At Cambridge, I have sought to deepen this work by tracing its implications throughout the medical humanities. I applied to the M. Phil in Health, Medicine, Society because of the disciplines it spans – History, Philosophy, Sociology, and Anthropology. I have been so happy to dive into the four disciplines, writing essays in each!
In the Philosophy and Ethics of Medicine module, I jumped at the first opportunity to write in a new discipline. I am curious about how large international NGOs choose, amidst so many disasters globally, to render aid to those in need. My first paper looks into the ethics of medical aid distribution in resource-limited settings, comparing different philosophies and utilizing legal theories to lend credence to my argument.
While taking the Sociology of Reproduction module, I decided to write my second essay as a foray into medical sociology. I used digital research methods to study the perspectives of Black-American women who worked as surrogates. While ethical debates on surrogacy are extensive, the perspectives of the women themselves are often absent. Given the history of racialized reproductive labor in the United States, I wanted to focus on how Black surrogates understand and navigate their work.
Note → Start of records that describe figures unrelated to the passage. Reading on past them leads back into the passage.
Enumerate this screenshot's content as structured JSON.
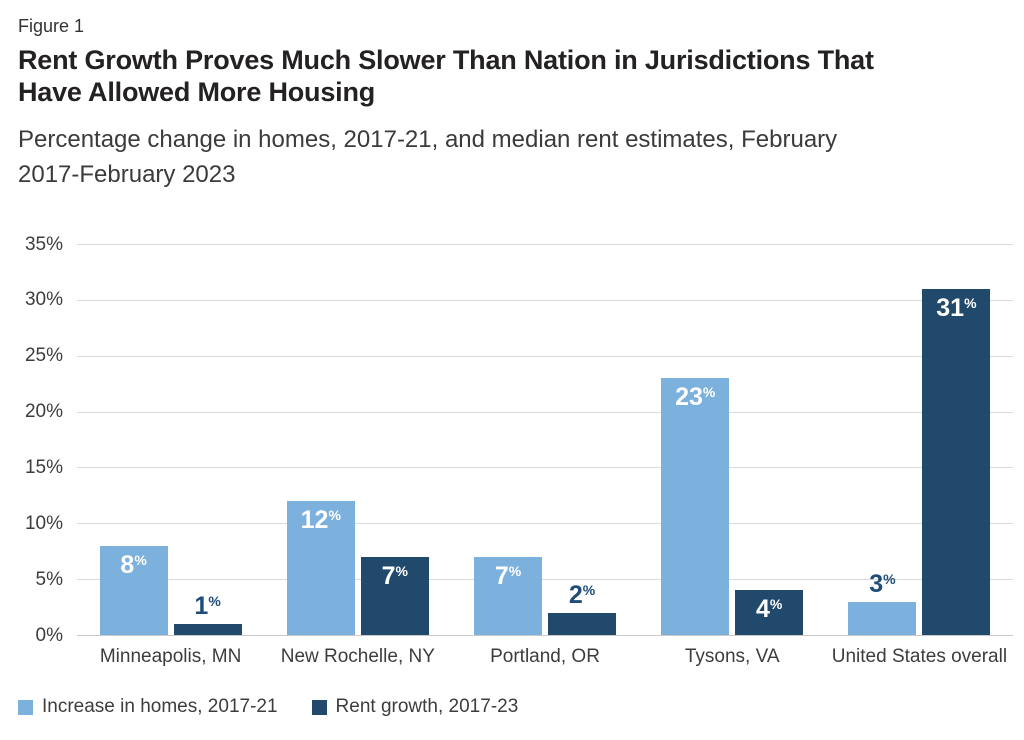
{
  "header": {
    "figure_label": "Figure 1",
    "title_lines": [
      "Rent Growth Proves Much Slower Than Nation in Jurisdictions That",
      "Have Allowed More Housing"
    ],
    "subtitle_lines": [
      "Percentage change in homes, 2017-21, and median rent estimates, February",
      "2017-February 2023"
    ]
  },
  "chart_data": {
    "type": "bar",
    "title": "Rent Growth Proves Much Slower Than Nation in Jurisdictions That Have Allowed More Housing",
    "subtitle": "Percentage change in homes, 2017-21, and median rent estimates, February 2017-February 2023",
    "figure_label": "Figure 1",
    "categories": [
      "Minneapolis, MN",
      "New Rochelle, NY",
      "Portland, OR",
      "Tysons, VA",
      "United States overall"
    ],
    "series": [
      {
        "name": "Increase in homes, 2017-21",
        "color": "#7cb0dd",
        "values": [
          8,
          12,
          7,
          23,
          3
        ]
      },
      {
        "name": "Rent growth, 2017-23",
        "color": "#21496b",
        "values": [
          1,
          7,
          2,
          4,
          31
        ]
      }
    ],
    "value_suffix": "%",
    "xlabel": "",
    "ylabel": "",
    "ylim": [
      0,
      35
    ],
    "ytick_step": 5,
    "ytick_labels": [
      "0%",
      "5%",
      "10%",
      "15%",
      "20%",
      "25%",
      "30%",
      "35%"
    ],
    "grid": true,
    "legend_position": "bottom-left",
    "colors": {
      "grid": "#d9d9d9",
      "axis_text": "#3d3d3d",
      "label_inside": "#ffffff",
      "label_outside": "#1f4d78"
    }
  }
}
Writing this essay helped crystallize that I wanted to write my dissertation about the history of reproduction.
Based on the Aging in the Contemporary World Medical Anthropology module, I examined cryonics for my third essay. I chose cryonics as a case study through which to examine the anthropology of death. Focusing on a niche community committed to preserving bodies at extremely low temperatures with the hope of future revival, I analyzed the political and cultural assumptions embedded in these practices.
My dissertation returns to my home discipline in History of Medicine. My research began in the archives. At Cambridge University’s Churchill College, I consulted the papers of Sir Robert Edwards, the pioneer of IVF and co-founder of Bourn Hall Clinic in Cambridge, the world's first IVF clinic. Among these materials are ethics committee reports produced at Bourn Hall, offering a window into the earliest institutional deliberations over the ethics of assisted reproduction in the world. Additionally, correspondence between the Bourn Hall Ethics Committee and the Interim Licensing Authority for Human In Vitro Fertilisation and Embryology (ILA) shows the difficulty in navigating ethical issues and defining boundaries.
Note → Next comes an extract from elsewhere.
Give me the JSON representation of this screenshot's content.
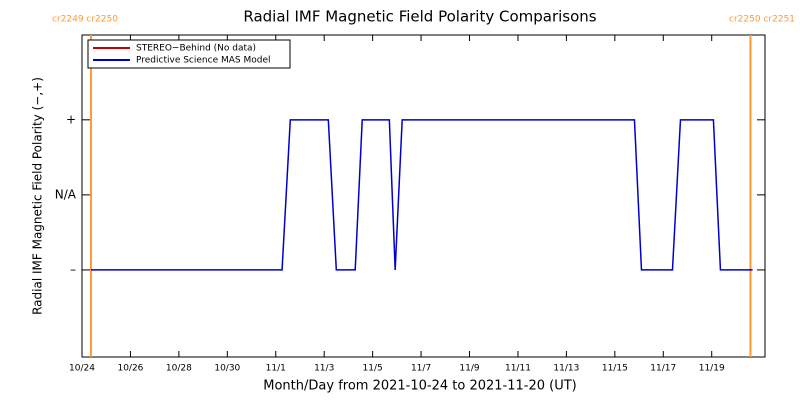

I focus on the development of ethical frameworks within these institutions and the social assumptions embedded in them. What responsibilities did Bourn Hall assign to itself? Which issues were considered within its remit, and which were not?
For example, it is curious how little space race occupies within these documents. Race is prominent in the media and the market — in donor catalogues that sort by ethnicity and in the racialised marketing of reproductive services. Race is operative in clinical and market settings. Yet, ethical frameworks and policy documents that set the terms for how reproduction is governed do not attend to it. Why does race, which is so present elsewhere, fail to register as an ethical complication in these documents? What assumptions about race, nation, and the body are so naturalised that they require no explicit articulation? And what work does that silence do?
I am excited to complete my dissertation and use it as a springboard for future endeavors. I aim to use this research as a foundation for work at the intersection of medicine and law. Building on my training in legal epidemiology and the medical humanities, I hope to examine how legal systems and individual institutions shape health outcomes. Ultimately, I hope to contribute to efforts that more equitably distribute protection, access, and care.